In the off-beat musical mind of filmmaker Wes Anderson, Les Champs-Elysees works just fine as an association with Darjeeling. The soundtrack also features songs by the Kinks and the Rolling Stones. But Anderson mostly keeps things regional.

He offers up the deep strings of the sarod, played by Indian classical composer Ali Akbar Khan. Ali Akbar Khan composed this work for another film. The song first appeared in a Bollywood movie called “The Householder.”

That came out in the mid-sixties. In fact the bulk of the tunes from “The Darjeeling Limited” come from other movies — mostly Bollywood flicks.

Wes Anderson was drawn in particular to the music of filmmaker Satyajit Ray. He’s well-known in both Bollywood AND Hollywood.

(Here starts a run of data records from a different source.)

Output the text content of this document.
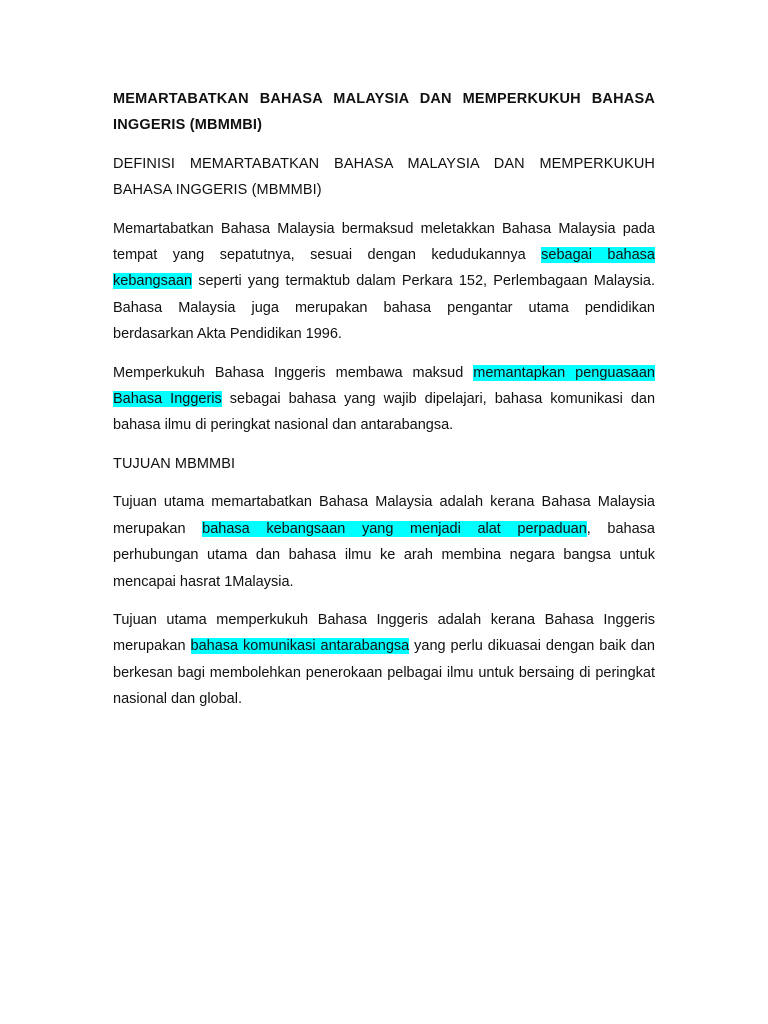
MEMARTABATKAN BAHASA MALAYSIA DAN MEMPERKUKUH BAHASA INGGERIS (MBMMBI)

DEFINISI MEMARTABATKAN BAHASA MALAYSIA DAN MEMPERKUKUH BAHASA INGGERIS (MBMMBI)

Memartabatkan Bahasa Malaysia bermaksud meletakkan Bahasa Malaysia pada tempat yang sepatutnya, sesuai dengan kedudukannya sebagai bahasa kebangsaan seperti yang termaktub dalam Perkara 152, Perlembagaan Malaysia. Bahasa Malaysia juga merupakan bahasa pengantar utama pendidikan berdasarkan Akta Pendidikan 1996.

Memperkukuh Bahasa Inggeris membawa maksud memantapkan penguasaan Bahasa Inggeris sebagai bahasa yang wajib dipelajari, bahasa komunikasi dan bahasa ilmu di peringkat nasional dan antarabangsa.

TUJUAN MBMMBI

Tujuan utama memartabatkan Bahasa Malaysia adalah kerana Bahasa Malaysia merupakan bahasa kebangsaan yang menjadi alat perpaduan, bahasa perhubungan utama dan bahasa ilmu ke arah membina negara bangsa untuk mencapai hasrat 1Malaysia.

Tujuan utama memperkukuh Bahasa Inggeris adalah kerana Bahasa Inggeris merupakan bahasa komunikasi antarabangsa yang perlu dikuasai dengan baik dan berkesan bagi membolehkan penerokaan pelbagai ilmu untuk bersaing di peringkat nasional dan global.
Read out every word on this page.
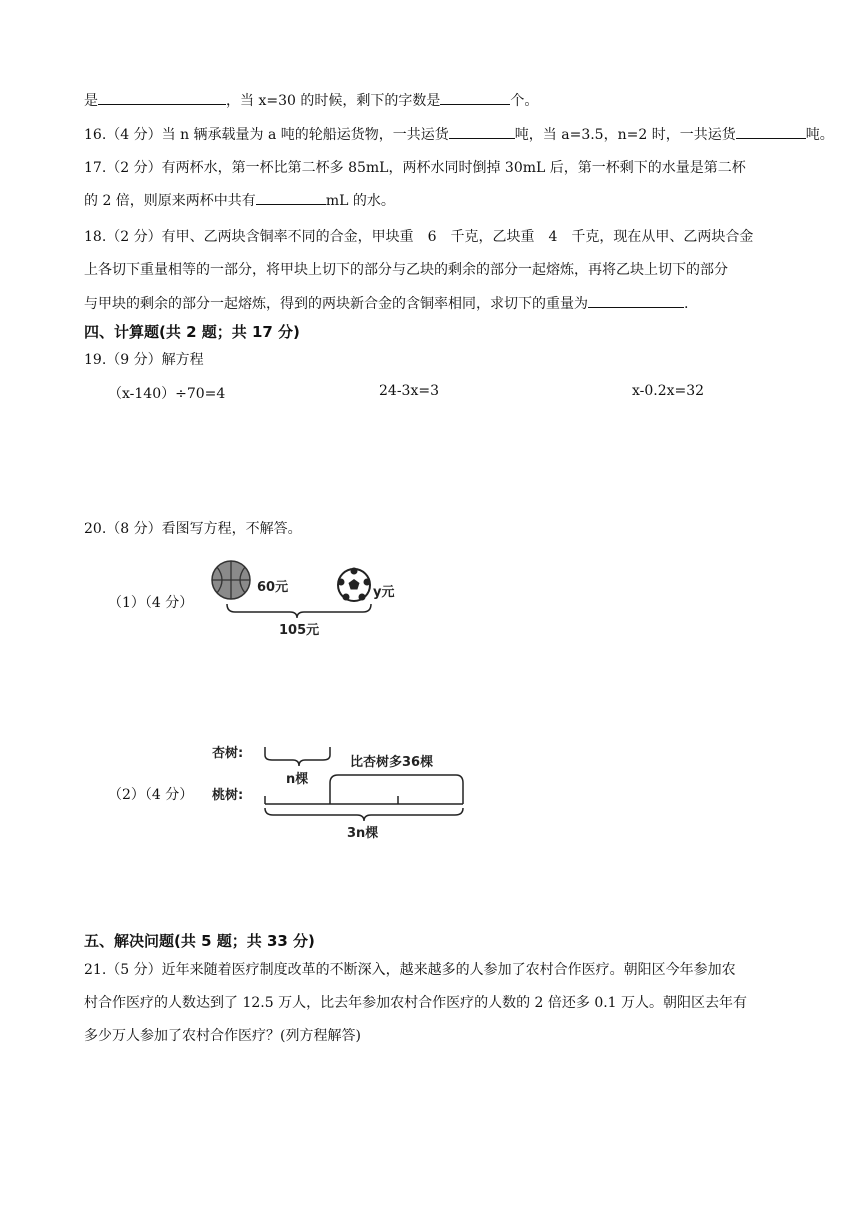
是	，当 x=30 的时候，剩下的字数是	个。
16.（4 分）当 n 辆承载量为 a 吨的轮船运货物，一共运货	吨，当 a=3.5，n=2 时，一共运货	吨。
17.（2 分）有两杯水，第一杯比第二杯多 85mL，两杯水同时倒掉 30mL 后，第一杯剩下的水量是第二杯
的 2 倍，则原来两杯中共有	mL 的水。
18.（2 分）有甲、乙两块含铜率不同的合金，甲块重　6　千克，乙块重　4　千克，现在从甲、乙两块合金
上各切下重量相等的一部分，将甲块上切下的部分与乙块的剩余的部分一起熔炼，再将乙块上切下的部分
与甲块的剩余的部分一起熔炼，得到的两块新合金的含铜率相同，求切下的重量为	.
四、计算题(共 2 题；共 17 分)
19.（9 分）解方程
（x-140）÷70=4	24-3x=3	x-0.2x=32
20.（8 分）看图写方程，不解答。
（1）（4 分）
60元	y元
105元
（2）（4 分）
杏树:
桃树:
n棵
比杏树多36棵
3n棵
五、解决问题(共 5 题；共 33 分)
21.（5 分）近年来随着医疗制度改革的不断深入，越来越多的人参加了农村合作医疗。朝阳区今年参加农
村合作医疗的人数达到了 12.5 万人，比去年参加农村合作医疗的人数的 2 倍还多 0.1 万人。朝阳区去年有
多少万人参加了农村合作医疗？(列方程解答)
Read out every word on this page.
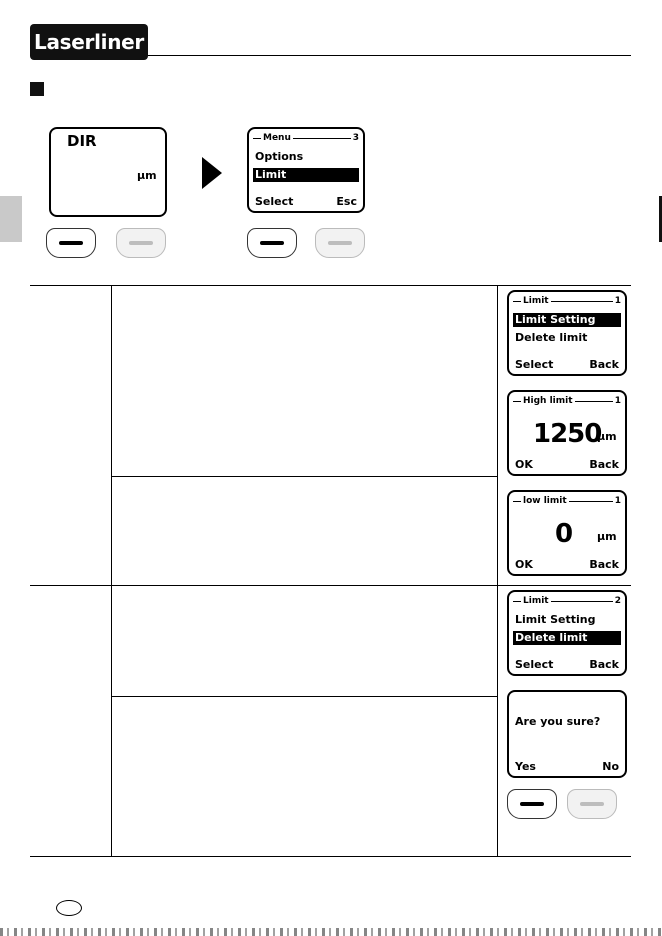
Laserliner
DIR
µm
Menu	3
Options
Limit
Select	Esc
Limit	1
Limit Setting
Delete limit
Select	Back
High limit	1
1250
µm
OK	Back
low limit	1
0 µm
OK	Back
Limit	2
Limit Setting
Delete limit
Select	Back
Are you sure?
Yes	No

And Ray serves as the ideal bridge for American audiences dropped into Anderson’s odd tale of three brothers on a train voyage across India.

As in Wes Anderson’s past films, The Darjeeling Limited isn’t just about the story.

The movie serves as a quirky delivery system for delightful and unfamiliar music.

Last night on The Daily Show, the news bit on torture featured an image parodying The Life Aquatic:

strifeaquatic.jpg

There will be more late night tv coverage as Bill Murray appears on
Letterman
this evening.

A great interview with Wes and Jason on
Cleveland public radio

Check out Rotten Tomatoes’ Total Recall: The Life Cinematic with Wes Anderson

Waris talks Wes, Spike . . .

“Well, I think there are enough filmmakers like Spike Lee and Wes Anderson who will know what kind of parts to write for me. I can wear the turban and have the beard in film after film and yet play different characters. The role Wes offered me in Life Aquatic didn’t call for an Indian-looking guy. It wasn’t a typecast role. I hope that 20 years from now, there are going to be more Sikhs in the movies.”

“We just wanted a studio on wheels.”

A strong, very academic defense of Wes on the racism charge:

“The notion that art has to do, be, or reflect any one thing should be rightly understood as the least sophisticated mode of criticism.

But he (Noah Weiner) reveals something when he, seemingly out of nowhere, praises Anderson-pal Noah Baumbach’s The Squid and the Whale, a film which, though I liked, I remember to be equally “privileged, bookish, prudish, woebegone, tennis-playing, Kinks-scored.” The difference with that film is that the characters were all white. Seemingly coded in this sort of racially-based critique is the paradox that, rather than a lack of plurality in the racial makeup of characters, it is actually the simultaneous coexistence of subject and other in the same frame that is unsettling.”

The Bygone Bureau also submits a defense – of The Wes Anderson Formula

Popmatters says
“The Darjeeling Limited is an Anderson epiphany . . . idiosyncratic filmmaking at its finest.”

TDL closed the London Film Festival – apparently Ray Davies of The Kinks was in attendance.